Oklahoma is in the midst of an unusually wet October. So far rainfall totals for the month are more than eight inches above average and according to Phillip Ware, meteorologist with the National Weather Service in Norman – as of press time Saturday evening — Ardmore has received nearly 2.43 inches of precipitation since rain began Friday morning.
“This most recent rain is remnants of Hurricane Sergio from the Pacific,” Ware said, adding that while the weather should remain mostly dry throughout the day Sunday, an incoming cold front will bring more rain late Sunday evening or early Monday morning.
“This will bring about sharply colder temperatures along with more rain which will last most of the day on Monday,” Ware said. A warm front coming up from the Gulf on Tuesday could lead to additional rains, though Ware said Ardmore is right on the cusp of this and most showers should occur south of the area. He said that while the majority of precipitation will be finished by Monday afternoon, the remainder of the week will be cool and cloudy.
The increase in precipitation has caused some issues on area roads with many low-lying area streets being temporarily impassible during the heaviest rains. Carter County Commissioner for District 3 Jerry Alvord said that he began receiving phone calls at around 7 a.m on Saturday morning about road conditions and crews worked throughout the day to insure area roads remained open. He said all roads in his district should be opened by Sunday and that crews were working to open up Ridge Road in Wilson on Saturday.
While the weekend’s rainfall totals have not been a problem, Alvord said that when combined with previous precipitation, they have created issues.

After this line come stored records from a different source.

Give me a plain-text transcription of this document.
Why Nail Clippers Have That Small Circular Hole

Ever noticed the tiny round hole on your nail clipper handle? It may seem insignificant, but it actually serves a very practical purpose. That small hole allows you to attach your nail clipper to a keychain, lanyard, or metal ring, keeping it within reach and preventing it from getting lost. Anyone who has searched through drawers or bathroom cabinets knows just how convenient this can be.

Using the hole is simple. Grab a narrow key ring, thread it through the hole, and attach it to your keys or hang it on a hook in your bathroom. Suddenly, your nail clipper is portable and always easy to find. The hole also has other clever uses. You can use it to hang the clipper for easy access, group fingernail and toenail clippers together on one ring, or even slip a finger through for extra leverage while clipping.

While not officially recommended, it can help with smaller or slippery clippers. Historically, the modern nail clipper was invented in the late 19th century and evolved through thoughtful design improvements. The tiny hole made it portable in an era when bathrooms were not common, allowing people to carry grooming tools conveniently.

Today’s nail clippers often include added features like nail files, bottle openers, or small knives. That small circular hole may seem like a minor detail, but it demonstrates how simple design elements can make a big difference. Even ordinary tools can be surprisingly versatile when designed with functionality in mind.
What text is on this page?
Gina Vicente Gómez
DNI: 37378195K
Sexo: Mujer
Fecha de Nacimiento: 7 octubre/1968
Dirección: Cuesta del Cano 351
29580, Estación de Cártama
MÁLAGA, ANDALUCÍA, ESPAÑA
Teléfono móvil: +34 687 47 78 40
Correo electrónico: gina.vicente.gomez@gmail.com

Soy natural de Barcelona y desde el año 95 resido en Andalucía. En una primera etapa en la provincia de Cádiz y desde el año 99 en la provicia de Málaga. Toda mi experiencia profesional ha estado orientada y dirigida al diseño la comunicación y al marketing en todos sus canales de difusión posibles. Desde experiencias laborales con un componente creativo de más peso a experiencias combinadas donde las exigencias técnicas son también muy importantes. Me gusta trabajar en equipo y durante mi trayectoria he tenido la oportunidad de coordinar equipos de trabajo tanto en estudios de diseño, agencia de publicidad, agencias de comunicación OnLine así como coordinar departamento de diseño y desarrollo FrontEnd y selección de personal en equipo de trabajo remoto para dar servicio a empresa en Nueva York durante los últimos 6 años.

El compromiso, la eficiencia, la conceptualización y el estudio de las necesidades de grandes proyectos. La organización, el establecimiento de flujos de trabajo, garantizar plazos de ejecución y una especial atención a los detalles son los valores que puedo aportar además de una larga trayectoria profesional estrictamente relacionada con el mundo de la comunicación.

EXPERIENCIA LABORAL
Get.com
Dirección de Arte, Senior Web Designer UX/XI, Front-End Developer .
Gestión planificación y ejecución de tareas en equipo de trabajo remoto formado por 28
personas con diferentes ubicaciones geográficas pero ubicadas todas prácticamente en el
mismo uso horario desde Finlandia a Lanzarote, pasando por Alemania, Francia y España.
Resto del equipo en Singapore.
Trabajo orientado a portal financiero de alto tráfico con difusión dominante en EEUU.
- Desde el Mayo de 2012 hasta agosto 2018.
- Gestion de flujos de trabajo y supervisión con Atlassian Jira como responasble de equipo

“The volumes are okay, but the ground is already so saturated any additional rains can lead to flooding,” Alvord said. “It really makes it hard on us to put things back to where we want them in between the storms.”
Carter County Commissioner for District 1 Joe David McReynolds said the roads in his district also remain open with the exception of a low-water crossing on Hereford Road which is closed due to flooding.
All roads also remain open at Lake Murray State Park though Park Ranger Lt. Todd O’Neal said the water’s current level of 749.75 feet puts it about three inches away from going over the spillway.
“Chances are it may go over the spillway, and once it gets to a certain point we will have to close Scenic Route 77.” O’Neal said, adding that this happens when four inches of rain covers the road — predicting that if lake levels rise about seven more inches, the park would be forced to shut the road down until waters recede.